GABRIELE FALSETTA: UN ANIMO TEATRALE AL CINEMA

Diplomato alla scuola del Piccolo di Milano diretta da Luca Ronconi, del quale è stato allievo, Gabriele Falsetta smette di fare teatro nel momento in cui inizia a fare cinema. Confermato nella seconda stagione di Monterossi (diretta da Roan Johnson e ora tra i contenuti più visti su Amazon Prime), è Farinacci in M. Il figlio del secolo diretto da Joe Wright e il 14 dicembre sarà in sala nel cast di Finalmente l’alba di Saverio Costanzo presentato alla Mostra del Cinema di Venezia.
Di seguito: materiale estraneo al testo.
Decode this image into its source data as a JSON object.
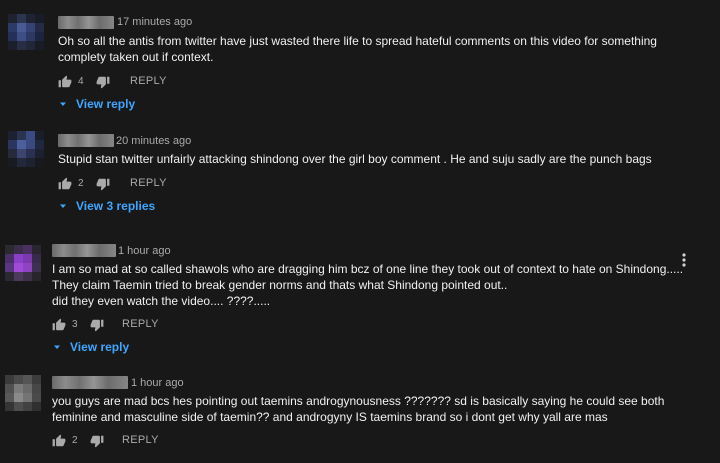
{
  "comments": [
    {
      "time": "17 minutes ago",
      "lines": [
        "Oh so all the antis from twitter have just wasted there life to spread hateful comments on this video for something",
        "complety taken out if context."
      ],
      "likes": "4",
      "reply_label": "REPLY",
      "replies_label": "View reply"
    },
    {
      "time": "20 minutes ago",
      "lines": [
        "Stupid stan twitter unfairly attacking shindong over the girl boy comment . He and suju sadly are the punch bags"
      ],
      "likes": "2",
      "reply_label": "REPLY",
      "replies_label": "View 3 replies"
    },
    {
      "time": "1 hour ago",
      "lines": [
        "I am so mad at so called shawols who are dragging him bcz of one line they took out of context to hate on Shindong.....",
        "They claim Taemin tried to break gender norms and thats what Shindong pointed out..",
        "did they even watch the video....  ????....."
      ],
      "likes": "3",
      "reply_label": "REPLY",
      "replies_label": "View reply"
    },
    {
      "time": "1 hour ago",
      "lines": [
        "you guys are mad bcs hes pointing out taemins androgynousness ??????? sd is basically saying he could see both",
        "feminine and masculine side of taemin?? and androgyny IS taemins brand so i dont get why yall are mas"
      ],
      "likes": "2",
      "reply_label": "REPLY",
      "replies_label": ""
    }
  ]
}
Vidi Gabriele a Roma alle Carrozzerie N.O.T. nell’ultimo spettacolo che fece in teatro. Mi colpì per la sua fisicità. «Quello spettacolo – racconta Gabriele come un fiume in piena – è stato uno spartiacque a livello esistenziale e professionale. È coinciso con una crisi profonda, ma è stato l’inizio di quello che sono adesso. Venivo da dieci anni di Piccolo di Milano, dieci anni di Ronconi. Per me quello spettacolo è stato una sorta di atto di disobbedienza civile. Ma da lì sono rinato».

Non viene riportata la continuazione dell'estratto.